Alla luce della tua ampia esperienza, prima come allievo ed oggi come poliedrico musicista e insegnante, come immagini la Scuola di domani?
Credo che la cosa fondamentale sia il lavoro di squadra, perché ognuno degli insegnanti apporta la sua esperienza, ma la completezza formativa è un risultato che si ottiene tutti insieme.
Ritengo importante che siano messi in stretto collegamento i vari settori della Scuola, ad esempio favorendo un contatto costante tra le competenze di tutti i docenti ed il Dipartimento di musica antica, anch’esso ricco di insegnanti di grande capacità.
In questo momento, in cui l’oggettiva situazione di difficoltà ci porta maggiormente a riflettere, possiamo forse spingerci a rinforzare il contatto tra noi sui temi della didattica, unendo le forze: dobbiamo dare ai nostri allievi una formazione agile, che unisca i vari ambiti con ordine e disciplina, senza trascurare nessun aspetto.

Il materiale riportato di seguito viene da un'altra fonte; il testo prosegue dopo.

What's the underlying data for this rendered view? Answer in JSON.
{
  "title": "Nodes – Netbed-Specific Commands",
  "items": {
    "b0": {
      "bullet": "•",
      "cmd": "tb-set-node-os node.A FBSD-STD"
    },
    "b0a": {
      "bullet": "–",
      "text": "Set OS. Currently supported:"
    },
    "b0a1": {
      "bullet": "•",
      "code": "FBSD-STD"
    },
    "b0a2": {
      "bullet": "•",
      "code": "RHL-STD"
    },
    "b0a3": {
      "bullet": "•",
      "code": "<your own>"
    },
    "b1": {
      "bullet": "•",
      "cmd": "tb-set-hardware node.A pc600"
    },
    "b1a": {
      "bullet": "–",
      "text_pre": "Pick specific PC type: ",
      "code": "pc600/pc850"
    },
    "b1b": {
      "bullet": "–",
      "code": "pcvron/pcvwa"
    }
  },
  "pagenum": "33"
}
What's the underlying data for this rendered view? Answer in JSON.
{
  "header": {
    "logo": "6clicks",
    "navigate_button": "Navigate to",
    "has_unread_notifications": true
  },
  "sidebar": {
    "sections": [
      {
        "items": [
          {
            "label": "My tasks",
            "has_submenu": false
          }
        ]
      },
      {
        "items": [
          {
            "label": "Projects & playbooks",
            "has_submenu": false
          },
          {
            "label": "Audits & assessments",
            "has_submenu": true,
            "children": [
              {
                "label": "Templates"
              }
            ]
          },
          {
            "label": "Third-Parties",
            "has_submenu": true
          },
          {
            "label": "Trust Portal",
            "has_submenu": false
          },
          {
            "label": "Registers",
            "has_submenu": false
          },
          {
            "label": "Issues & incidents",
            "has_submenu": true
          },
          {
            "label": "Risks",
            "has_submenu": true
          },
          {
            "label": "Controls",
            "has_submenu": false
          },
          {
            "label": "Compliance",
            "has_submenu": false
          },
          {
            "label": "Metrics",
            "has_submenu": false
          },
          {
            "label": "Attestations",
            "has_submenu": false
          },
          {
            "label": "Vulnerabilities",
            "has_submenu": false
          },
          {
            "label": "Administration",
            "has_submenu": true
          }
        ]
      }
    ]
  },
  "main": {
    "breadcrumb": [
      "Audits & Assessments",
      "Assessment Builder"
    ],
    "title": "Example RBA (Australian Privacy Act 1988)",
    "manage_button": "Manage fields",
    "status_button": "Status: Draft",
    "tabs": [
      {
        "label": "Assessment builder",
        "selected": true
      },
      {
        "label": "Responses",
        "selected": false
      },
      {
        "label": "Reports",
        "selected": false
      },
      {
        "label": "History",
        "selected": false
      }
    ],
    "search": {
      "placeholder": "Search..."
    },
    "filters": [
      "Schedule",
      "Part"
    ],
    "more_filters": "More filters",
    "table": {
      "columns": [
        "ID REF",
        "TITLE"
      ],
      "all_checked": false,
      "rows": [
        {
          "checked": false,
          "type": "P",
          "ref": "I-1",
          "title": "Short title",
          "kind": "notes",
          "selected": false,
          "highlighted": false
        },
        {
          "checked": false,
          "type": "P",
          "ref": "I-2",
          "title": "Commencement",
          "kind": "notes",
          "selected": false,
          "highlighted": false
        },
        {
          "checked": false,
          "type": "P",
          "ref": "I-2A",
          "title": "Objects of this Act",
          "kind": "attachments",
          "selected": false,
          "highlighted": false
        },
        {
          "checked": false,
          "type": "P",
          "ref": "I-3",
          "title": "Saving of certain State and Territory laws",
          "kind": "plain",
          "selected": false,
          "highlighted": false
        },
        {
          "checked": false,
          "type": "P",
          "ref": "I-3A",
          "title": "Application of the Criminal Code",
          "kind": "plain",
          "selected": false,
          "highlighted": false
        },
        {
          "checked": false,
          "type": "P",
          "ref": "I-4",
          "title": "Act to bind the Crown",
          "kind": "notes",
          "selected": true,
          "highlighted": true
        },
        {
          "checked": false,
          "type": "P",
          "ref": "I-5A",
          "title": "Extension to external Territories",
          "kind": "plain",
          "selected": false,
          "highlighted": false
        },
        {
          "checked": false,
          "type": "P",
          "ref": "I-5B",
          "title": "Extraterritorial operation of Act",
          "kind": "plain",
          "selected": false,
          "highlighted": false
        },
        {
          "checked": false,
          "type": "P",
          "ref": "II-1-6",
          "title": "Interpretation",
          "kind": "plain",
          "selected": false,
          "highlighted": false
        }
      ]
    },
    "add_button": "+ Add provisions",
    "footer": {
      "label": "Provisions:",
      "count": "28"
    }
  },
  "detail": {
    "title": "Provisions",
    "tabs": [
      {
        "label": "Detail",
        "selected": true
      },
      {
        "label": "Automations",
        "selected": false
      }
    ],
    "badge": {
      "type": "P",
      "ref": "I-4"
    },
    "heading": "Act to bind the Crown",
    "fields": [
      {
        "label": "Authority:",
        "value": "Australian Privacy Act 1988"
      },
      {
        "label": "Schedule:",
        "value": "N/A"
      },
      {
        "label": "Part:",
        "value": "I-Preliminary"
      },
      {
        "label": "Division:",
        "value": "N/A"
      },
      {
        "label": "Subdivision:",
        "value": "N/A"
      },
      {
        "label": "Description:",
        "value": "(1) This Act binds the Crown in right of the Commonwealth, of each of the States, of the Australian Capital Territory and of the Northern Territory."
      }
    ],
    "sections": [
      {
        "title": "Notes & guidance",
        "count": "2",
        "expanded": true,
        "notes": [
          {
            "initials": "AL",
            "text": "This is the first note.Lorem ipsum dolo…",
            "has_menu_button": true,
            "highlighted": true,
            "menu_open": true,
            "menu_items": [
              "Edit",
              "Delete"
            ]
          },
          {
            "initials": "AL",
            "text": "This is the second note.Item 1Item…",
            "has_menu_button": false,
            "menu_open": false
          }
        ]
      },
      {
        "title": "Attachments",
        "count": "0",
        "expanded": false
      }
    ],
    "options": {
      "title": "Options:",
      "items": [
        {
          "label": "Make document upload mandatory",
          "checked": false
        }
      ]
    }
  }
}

Perché se è vero che in teatro bisogna saper improvvisare, non dobbiamo dimenticare che saper suonare bene è fondamentale.
Sono convinto che tutto debba concorrere ad offrire una preparazione completa e approfondita, che permetta ai musicisti di domani di arrampicarsi agilmente sulle ampie ramificazioni dell’albero della musica.